Trovato impiccato in cella a Bari, la famiglia: “Carlo è stato indotto al suicidio”

Pubblicato il 8 Aprile 2011 - 19:49 OLTRE 6 MESI FA

BARI – Sarà l’autopsia a mettere la parola fine ad un giallo che – secondo la procura di Bari – non c’è mai stato. Perché la morte di Carlo Saturno, il detenuto di 22 anni deceduto ieri al policlinico di Bari una settimana dopo essere stato trovato impiccato nella sua cella, sarebbe un suicidio. Lo si intuisce non solo dalle dichiarazioni a microfoni spenti degli investigatori, ma anche dall’ipotesi di reato a carico di ignoti avanzata dalla procura: l’istigazione al suicidio. Un reato che viene solitamente ipotizzato anche quando si tenta di definire meglio i contorni di quello che appare un suicidio.

L’autopsia sarà compiuta dal medico legale Francesco Introna, incaricato dalla procura di Bari di verificare le cause del decesso di Saturno e di riscontrare eventuali segni recenti di percosse (finora esclusi) che dovessero esserci sul suo corpo. Questo perché la famiglia del ventiduenne non crede al suicidio, anzi una sorella del giovane ha addirittura avanzato il sospetto di un pestaggio compiuto in carcere da parte della polizia penitenziaria. ”E’ così, non crediamo al suicidio. Vogliamo capire se c’è stata istigazione al suicidio, anche a mezzo di pressioni psicologiche”, dice il portavoce della famiglia, Fabio Sillan, cugino di Carlo, che però non parla mai di pestaggio. ”Neppure le modalità del suicidio ci convincono – sottolinea – perché Carlo si sarebbe impiccato ad un letto a castello alto meno di due metri mentre lui era di 172 centimetri”.

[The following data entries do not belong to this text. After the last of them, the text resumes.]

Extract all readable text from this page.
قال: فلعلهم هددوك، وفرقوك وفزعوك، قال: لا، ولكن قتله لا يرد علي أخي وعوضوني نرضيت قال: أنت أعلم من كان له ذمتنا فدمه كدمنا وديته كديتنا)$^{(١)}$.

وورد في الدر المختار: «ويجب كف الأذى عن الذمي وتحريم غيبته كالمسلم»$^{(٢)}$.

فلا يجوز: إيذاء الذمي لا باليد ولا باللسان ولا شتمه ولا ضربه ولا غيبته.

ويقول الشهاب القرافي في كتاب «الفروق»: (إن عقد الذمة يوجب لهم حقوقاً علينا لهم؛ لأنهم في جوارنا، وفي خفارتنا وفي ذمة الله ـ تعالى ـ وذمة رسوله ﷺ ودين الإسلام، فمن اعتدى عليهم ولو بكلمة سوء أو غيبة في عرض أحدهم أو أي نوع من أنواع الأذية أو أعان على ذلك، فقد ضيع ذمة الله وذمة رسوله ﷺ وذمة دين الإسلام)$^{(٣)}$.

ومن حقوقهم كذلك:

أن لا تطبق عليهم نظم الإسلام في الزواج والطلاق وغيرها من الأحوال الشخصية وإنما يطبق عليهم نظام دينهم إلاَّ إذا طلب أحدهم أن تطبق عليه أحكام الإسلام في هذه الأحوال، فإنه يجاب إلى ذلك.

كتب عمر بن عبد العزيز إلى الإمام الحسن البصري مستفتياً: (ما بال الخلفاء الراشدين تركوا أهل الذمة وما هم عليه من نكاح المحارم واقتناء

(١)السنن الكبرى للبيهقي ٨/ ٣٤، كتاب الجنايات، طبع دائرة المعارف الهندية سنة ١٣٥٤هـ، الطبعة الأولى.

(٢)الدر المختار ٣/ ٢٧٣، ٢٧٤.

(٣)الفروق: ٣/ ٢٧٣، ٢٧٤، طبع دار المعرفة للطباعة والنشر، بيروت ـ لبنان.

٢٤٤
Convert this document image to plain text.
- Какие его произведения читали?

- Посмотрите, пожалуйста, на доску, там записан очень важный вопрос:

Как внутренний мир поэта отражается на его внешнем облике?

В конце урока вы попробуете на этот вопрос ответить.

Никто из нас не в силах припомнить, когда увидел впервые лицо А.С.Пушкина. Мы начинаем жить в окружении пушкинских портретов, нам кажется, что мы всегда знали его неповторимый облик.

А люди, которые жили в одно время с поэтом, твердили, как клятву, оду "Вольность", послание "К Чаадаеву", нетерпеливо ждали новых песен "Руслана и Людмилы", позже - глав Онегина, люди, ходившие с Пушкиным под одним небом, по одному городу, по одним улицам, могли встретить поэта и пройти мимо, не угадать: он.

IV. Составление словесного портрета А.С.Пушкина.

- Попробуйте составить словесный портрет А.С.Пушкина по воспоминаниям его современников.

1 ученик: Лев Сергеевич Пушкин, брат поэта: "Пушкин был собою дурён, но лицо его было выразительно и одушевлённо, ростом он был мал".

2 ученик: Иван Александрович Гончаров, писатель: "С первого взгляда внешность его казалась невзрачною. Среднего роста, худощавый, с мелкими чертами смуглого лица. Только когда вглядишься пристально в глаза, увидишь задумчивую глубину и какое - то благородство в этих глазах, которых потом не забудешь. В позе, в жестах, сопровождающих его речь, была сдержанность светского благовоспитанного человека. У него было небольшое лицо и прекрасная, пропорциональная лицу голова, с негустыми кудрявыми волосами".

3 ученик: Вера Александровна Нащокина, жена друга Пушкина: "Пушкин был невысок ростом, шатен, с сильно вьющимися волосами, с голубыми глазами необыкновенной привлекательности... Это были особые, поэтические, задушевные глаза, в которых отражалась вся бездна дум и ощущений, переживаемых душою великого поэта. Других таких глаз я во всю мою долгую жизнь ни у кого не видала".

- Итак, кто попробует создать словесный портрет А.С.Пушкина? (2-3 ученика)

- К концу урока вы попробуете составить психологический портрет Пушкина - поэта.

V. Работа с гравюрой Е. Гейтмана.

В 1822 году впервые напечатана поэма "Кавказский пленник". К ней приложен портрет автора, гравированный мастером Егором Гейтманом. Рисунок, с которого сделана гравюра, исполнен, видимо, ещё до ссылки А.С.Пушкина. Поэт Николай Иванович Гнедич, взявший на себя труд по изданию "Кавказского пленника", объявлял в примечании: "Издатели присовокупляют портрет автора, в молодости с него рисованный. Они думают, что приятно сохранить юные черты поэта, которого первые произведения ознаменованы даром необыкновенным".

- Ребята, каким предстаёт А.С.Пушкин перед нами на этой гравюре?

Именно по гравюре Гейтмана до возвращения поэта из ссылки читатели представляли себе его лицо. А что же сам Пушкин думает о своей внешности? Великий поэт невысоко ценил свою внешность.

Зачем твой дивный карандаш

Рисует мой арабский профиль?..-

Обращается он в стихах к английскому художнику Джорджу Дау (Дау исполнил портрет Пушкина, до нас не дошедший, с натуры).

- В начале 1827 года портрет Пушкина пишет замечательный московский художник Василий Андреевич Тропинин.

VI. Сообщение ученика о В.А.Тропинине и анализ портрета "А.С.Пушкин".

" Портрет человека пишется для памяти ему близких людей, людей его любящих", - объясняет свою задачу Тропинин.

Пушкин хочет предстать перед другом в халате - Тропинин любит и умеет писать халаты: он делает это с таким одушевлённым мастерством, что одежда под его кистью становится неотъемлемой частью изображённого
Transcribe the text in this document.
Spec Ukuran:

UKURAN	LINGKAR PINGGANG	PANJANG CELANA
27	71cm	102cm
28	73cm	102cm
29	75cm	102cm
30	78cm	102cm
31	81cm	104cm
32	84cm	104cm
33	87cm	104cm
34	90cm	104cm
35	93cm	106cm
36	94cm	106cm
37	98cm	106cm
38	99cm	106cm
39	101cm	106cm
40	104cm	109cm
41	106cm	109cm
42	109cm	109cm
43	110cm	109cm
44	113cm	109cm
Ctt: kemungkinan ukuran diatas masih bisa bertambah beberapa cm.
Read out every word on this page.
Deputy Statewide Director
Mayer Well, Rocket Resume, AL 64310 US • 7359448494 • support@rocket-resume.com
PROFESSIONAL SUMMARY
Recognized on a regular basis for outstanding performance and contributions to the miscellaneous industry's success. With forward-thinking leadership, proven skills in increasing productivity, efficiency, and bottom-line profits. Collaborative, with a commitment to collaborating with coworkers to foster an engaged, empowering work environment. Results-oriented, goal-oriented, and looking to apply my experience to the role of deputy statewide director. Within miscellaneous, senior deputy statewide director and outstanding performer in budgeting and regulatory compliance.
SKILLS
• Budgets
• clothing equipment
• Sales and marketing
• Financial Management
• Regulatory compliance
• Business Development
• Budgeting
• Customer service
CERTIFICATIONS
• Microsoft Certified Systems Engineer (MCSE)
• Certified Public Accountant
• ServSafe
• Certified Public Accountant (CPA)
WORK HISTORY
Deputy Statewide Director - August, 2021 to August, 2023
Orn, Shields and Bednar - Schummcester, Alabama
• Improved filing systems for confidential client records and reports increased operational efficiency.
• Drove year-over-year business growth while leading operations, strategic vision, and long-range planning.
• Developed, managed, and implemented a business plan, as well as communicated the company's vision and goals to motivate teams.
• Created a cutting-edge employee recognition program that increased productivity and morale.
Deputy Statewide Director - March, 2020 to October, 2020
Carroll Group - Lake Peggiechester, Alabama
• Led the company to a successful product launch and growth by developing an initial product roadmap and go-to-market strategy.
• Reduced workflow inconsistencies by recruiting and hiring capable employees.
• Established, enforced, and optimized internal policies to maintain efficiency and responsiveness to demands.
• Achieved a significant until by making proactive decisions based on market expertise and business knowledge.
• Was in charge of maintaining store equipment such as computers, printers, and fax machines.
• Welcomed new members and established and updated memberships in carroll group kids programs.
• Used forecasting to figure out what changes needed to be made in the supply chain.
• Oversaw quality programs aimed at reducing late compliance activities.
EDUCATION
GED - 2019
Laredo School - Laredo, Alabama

Circostanze queste a cui daranno una risposta anche due consulenti della famiglia Saturno: il medico legale Margherita Neri, ed Elio Serra, psichiatra e psicoterapeuta. Di Carlo il cugino ricorda che ”era sempre in guerra con le guardie carcerarie, infatti, il giorno prima di essere trovato in fin di vita, aveva avuto una discussione con un poliziotto penitenziario perché- ci dicono – rifiutava di essere trasferito in un altro padiglione del carcere”.

Aggressione che era costata al ventiduenne l’arresto in flagranza per oltraggio e resistenza a pubblici ufficiali, reato che si aggiungeva a quello di furto per il quale era in carcere. ”Carlo – ricorda il cugino – era irruento, reagiva alle offese. Ha fatto il suo ingresso in carcere la prima volta a 14 anni e da allora è entrato ed uscito dai penitenziari”. Tutto è cominciato nel 2002 quando il papà di Carlo è morto all’eta’ di 39 anni, stroncato da un male incurabile. Alla mamma del giovane – ricorda il portavoce della famiglia – il tribunale per i minorenni ha tolto la patria potesta’ su tutti e sette i figli, che sono stati rinchiusi in istituti e poi affidati a diverse famiglie. Da allora – conclude Sillan – Carlo e suo fratello Ottavio, che è ora agli arresti domiciliari, hanno cominciato a frequentare le patrie galere. Sull’accusa della famiglia di pestaggio in carcere il sindacato autonomo di polizia penitenziaria (Sappe) esprime ”incredulita’, disagio e rabbia”.

Il Sappe afferma che il giovane aveva ”una serie di problemi psichiatrici e per questo veniva seguito dal servizio specialistico del carcere”, inoltre aveva più volte compiuto ”gesti autolesionistici ingoiando lamette, tagliandosi i polsi o tentando il suicidio”. Era, infine, un ragazzo ”solo” perche’ in sei mesi di detenzione a Bari aveva ricevuto una sola visita di un familiare, peraltro sollecitata dal carcere.